Laporan media Turki, Haberler, menyebut penyerang tim nasional Iran itu tengah bersiap meninggalkan klub Yunani, Olympiacos, untuk bergabung dengan garda tentara Iran.
Dalam pernyataannya yang dikutip pada Selasa (3/3/2026), Taremi menegaskan alasan emosional di balik keputusan besar tersebut.
“Ini adalah momen di mana negara saya sangatlah membutuhkan saya. Saudara saya dan rumah saya berada dalam situasi bahaya, dan saya harus berada di sana,” ujar Mehdi Taremi.
Negosiasi Masih Berlangsung
Saat ini, pemain berusia 33 tahun tersebut masih dalam tahap negosiasi untuk mengakhiri kontraknya bersama Olympiacos. Proses ini belum final dan belum ada pengumuman resmi dari pihak klub.
Di sisi lain, Federasi Sepak Bola Iran atau Federasi Sepak Bola Iran (FFIRI) dilaporkan berupaya membujuk Mehdi Taremi agar tetap bertahan di Yunani. Pertimbangan utama adalah faktor keamanan, mengingat kondisi konflik yang semakin memanas.

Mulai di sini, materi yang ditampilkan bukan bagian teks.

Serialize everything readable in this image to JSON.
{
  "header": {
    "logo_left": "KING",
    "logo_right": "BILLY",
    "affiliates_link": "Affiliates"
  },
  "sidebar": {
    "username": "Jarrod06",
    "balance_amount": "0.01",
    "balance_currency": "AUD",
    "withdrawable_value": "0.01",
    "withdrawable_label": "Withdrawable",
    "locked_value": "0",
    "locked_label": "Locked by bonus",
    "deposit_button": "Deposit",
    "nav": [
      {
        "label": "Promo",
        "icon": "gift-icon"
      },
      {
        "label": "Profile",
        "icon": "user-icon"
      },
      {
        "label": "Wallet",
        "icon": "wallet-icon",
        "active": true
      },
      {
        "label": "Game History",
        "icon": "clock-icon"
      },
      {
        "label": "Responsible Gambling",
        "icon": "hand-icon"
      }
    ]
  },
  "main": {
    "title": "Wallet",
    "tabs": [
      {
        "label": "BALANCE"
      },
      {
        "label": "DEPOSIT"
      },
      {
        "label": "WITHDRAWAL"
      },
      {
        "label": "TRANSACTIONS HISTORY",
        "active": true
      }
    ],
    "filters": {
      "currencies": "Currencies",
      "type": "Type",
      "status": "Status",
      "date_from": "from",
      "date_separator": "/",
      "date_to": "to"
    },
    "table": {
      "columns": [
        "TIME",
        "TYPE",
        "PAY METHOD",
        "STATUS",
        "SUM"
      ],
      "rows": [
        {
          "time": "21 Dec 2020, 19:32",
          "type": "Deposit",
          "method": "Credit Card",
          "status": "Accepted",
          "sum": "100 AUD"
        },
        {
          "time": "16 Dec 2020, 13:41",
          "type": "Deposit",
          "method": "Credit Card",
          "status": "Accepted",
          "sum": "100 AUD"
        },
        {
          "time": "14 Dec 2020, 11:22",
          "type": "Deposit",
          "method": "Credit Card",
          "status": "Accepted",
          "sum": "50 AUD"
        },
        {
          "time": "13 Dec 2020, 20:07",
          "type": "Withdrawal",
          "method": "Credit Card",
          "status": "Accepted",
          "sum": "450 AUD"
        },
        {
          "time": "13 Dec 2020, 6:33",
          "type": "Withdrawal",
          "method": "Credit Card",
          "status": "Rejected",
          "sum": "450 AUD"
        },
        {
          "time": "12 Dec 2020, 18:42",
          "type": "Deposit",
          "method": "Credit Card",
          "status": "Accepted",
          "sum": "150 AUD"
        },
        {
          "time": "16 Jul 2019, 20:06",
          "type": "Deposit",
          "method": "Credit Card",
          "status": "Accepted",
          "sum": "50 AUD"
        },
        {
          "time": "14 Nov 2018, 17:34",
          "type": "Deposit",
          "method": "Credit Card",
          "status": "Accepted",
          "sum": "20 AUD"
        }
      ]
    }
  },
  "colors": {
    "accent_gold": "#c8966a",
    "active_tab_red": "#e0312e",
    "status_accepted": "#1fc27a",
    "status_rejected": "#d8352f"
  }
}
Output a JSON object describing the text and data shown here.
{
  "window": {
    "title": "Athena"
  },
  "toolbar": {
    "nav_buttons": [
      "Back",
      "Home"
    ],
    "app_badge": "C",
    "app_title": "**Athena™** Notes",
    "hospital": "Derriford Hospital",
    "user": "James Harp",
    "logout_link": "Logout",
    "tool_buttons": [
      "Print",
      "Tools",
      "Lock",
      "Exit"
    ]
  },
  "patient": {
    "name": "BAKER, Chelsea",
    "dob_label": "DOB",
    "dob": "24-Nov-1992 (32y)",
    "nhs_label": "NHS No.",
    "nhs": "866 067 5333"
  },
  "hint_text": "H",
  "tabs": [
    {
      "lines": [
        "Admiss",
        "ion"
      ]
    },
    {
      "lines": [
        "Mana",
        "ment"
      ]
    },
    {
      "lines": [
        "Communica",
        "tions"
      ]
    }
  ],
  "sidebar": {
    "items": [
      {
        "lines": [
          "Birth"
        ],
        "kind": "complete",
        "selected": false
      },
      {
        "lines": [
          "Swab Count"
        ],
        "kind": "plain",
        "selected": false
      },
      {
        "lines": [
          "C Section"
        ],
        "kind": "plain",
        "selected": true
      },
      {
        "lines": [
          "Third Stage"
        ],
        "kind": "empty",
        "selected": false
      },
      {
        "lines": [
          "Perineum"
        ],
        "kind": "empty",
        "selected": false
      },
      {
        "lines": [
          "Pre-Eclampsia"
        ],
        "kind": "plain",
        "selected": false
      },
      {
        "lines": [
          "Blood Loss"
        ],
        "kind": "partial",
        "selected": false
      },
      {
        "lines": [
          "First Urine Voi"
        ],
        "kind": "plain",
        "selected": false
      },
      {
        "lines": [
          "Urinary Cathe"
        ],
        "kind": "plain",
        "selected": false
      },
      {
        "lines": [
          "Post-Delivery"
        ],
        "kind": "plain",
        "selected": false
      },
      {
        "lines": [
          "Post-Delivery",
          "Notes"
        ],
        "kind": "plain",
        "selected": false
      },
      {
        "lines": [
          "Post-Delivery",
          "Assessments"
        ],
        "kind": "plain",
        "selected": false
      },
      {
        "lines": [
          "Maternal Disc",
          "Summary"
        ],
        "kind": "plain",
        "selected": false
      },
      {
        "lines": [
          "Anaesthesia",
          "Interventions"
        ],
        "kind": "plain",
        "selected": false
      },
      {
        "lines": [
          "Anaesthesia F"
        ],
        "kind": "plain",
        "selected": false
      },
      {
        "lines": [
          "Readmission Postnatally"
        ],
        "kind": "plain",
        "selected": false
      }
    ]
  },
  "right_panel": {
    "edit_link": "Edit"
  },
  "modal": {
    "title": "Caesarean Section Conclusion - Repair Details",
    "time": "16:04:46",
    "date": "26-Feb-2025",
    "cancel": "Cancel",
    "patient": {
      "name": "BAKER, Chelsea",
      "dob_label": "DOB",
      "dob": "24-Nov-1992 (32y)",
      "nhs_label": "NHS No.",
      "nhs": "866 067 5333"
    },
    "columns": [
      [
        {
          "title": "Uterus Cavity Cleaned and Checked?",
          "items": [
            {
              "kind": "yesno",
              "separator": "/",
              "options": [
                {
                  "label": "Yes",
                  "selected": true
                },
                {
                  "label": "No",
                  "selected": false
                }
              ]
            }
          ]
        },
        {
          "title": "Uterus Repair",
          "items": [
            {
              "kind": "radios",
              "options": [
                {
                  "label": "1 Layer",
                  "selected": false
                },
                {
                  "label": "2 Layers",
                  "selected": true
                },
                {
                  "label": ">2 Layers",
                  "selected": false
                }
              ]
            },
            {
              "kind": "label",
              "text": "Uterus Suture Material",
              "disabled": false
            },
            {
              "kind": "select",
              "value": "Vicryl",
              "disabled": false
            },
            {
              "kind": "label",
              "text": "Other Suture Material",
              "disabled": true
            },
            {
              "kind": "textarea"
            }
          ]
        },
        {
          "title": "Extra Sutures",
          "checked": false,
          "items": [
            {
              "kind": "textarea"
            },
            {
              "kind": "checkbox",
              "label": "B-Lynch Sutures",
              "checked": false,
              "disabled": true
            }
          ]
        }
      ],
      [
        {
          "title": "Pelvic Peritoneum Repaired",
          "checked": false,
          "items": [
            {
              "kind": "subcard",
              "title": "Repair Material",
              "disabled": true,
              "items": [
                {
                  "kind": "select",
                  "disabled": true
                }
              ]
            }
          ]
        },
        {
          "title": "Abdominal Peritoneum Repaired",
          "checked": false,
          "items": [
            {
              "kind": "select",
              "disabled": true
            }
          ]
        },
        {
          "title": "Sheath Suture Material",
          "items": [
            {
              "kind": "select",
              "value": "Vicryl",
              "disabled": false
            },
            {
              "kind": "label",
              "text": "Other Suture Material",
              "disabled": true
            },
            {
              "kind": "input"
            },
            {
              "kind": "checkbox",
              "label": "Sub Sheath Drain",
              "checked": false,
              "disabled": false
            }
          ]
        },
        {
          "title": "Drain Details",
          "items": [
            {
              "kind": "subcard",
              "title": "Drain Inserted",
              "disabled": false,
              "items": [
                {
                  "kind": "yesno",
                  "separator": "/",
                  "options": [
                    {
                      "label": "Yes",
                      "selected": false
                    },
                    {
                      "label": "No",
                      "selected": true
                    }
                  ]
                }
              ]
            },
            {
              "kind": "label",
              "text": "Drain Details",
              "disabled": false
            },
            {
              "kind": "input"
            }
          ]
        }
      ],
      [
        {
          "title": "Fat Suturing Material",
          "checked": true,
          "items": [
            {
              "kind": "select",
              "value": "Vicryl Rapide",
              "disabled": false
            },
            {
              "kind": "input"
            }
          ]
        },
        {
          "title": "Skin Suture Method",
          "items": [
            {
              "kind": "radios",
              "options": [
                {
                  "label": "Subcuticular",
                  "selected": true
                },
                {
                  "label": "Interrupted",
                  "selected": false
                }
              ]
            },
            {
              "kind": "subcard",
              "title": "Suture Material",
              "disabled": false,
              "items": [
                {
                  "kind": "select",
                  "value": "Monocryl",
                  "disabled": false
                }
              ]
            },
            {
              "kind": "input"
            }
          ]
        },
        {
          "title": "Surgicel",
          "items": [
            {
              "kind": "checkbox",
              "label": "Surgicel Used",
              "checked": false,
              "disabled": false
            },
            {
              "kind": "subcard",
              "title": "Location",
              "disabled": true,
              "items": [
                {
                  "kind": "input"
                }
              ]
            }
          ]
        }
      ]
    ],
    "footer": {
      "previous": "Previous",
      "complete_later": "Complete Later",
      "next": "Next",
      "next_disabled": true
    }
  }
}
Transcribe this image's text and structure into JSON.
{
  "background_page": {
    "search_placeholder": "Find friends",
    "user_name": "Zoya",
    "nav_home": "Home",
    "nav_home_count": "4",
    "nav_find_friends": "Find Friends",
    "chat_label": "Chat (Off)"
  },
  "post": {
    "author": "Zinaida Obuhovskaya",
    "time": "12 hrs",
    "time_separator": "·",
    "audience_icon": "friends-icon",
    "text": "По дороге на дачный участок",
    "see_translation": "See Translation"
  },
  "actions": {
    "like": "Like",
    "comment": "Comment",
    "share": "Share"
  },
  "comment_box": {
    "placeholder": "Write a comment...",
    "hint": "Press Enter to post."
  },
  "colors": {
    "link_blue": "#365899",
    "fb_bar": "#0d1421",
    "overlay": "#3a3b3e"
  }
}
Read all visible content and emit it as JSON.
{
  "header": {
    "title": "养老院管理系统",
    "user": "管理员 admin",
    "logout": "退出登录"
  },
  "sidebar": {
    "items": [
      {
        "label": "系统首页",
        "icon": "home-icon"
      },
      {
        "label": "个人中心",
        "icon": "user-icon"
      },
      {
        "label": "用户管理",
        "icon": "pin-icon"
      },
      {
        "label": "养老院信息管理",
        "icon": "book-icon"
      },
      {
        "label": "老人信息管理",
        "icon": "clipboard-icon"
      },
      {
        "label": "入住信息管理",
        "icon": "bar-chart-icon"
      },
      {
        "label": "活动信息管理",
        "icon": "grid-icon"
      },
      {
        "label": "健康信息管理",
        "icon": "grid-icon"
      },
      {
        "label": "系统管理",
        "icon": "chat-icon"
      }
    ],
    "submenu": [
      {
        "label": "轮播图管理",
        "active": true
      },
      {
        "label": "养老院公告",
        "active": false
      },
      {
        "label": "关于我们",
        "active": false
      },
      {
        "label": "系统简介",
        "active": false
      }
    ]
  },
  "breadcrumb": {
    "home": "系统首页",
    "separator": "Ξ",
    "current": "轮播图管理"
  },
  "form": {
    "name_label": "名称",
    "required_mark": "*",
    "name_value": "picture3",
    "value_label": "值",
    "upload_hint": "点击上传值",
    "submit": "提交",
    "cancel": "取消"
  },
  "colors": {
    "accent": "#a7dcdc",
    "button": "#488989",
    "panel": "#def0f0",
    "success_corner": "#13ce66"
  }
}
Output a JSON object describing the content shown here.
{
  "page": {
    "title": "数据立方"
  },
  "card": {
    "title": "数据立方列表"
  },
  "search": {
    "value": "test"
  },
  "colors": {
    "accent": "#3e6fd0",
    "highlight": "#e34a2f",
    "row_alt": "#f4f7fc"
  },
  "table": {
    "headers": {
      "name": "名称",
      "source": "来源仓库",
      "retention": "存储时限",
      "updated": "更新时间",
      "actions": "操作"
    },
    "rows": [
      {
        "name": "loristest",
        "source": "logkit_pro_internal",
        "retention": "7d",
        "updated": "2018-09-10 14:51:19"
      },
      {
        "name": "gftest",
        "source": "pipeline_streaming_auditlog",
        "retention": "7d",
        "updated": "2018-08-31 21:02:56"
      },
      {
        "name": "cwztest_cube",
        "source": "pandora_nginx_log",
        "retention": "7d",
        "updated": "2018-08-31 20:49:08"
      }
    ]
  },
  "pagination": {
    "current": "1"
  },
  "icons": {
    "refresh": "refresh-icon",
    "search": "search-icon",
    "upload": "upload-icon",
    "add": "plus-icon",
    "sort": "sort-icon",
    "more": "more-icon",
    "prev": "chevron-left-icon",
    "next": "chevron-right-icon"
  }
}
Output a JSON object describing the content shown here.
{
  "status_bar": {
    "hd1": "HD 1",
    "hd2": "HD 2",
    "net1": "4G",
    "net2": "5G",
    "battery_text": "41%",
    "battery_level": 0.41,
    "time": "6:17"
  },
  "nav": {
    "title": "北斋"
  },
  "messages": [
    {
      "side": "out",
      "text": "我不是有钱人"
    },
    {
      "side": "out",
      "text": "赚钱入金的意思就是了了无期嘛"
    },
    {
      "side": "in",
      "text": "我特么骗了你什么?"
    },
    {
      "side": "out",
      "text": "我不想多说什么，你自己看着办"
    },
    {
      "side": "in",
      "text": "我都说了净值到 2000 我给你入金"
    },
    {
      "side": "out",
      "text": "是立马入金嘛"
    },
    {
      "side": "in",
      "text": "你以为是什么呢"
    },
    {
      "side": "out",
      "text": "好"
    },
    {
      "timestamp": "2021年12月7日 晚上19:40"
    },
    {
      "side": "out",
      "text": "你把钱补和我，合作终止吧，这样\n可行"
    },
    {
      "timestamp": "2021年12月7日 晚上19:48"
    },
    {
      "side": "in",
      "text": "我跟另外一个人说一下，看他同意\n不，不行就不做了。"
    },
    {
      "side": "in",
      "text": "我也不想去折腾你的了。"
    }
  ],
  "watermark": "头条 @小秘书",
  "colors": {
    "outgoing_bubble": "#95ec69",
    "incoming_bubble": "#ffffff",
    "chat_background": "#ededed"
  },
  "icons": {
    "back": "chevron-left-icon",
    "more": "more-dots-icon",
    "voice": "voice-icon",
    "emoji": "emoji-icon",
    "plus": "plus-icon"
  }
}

Sumber media Iran menyebutkan FFIRI ingin sang striker tetap fokus pada karier sepak bolanya. Namun keputusan akhir sepenuhnya berada di tangan Taremi.
Performa Taremi Sedang Menanjak
Keputusan ini muncul justru saat Mehdi Taremi tengah berada dalam performa terbaiknya musim ini. Bersama Olympiacos di Liga Super Yunani, ia telah mencetak 10 gol dan tiga assist dari 16 pertandingan.
Di kompetisi Liga Champions UEFA, Taremi juga tampil produktif dengan torehan dua gol dan dua assist.
Sebelum membela Olympiacos, Taremi pernah memperkuat Inter Milan dan FC Porto. Pengalamannya di level Eropa menjadikannya salah satu penyerang paling berpengaruh yang dimiliki Iran dalam satu dekade terakhir.
Masa Depan di Ujung Keputusan
Jika benar meninggalkan sepak bola untuk bergabung dengan militer, langkah Taremi akan menjadi salah satu keputusan paling dramatis dalam karier seorang atlet profesional di tengah konflik geopolitik.
Hingga kini belum ada pernyataan resmi dari pihak klub maupun federasi terkait status final sang pemain. Publik sepak bola Iran dan Yunani pun menanti kepastian masa depan striker andalan tersebut.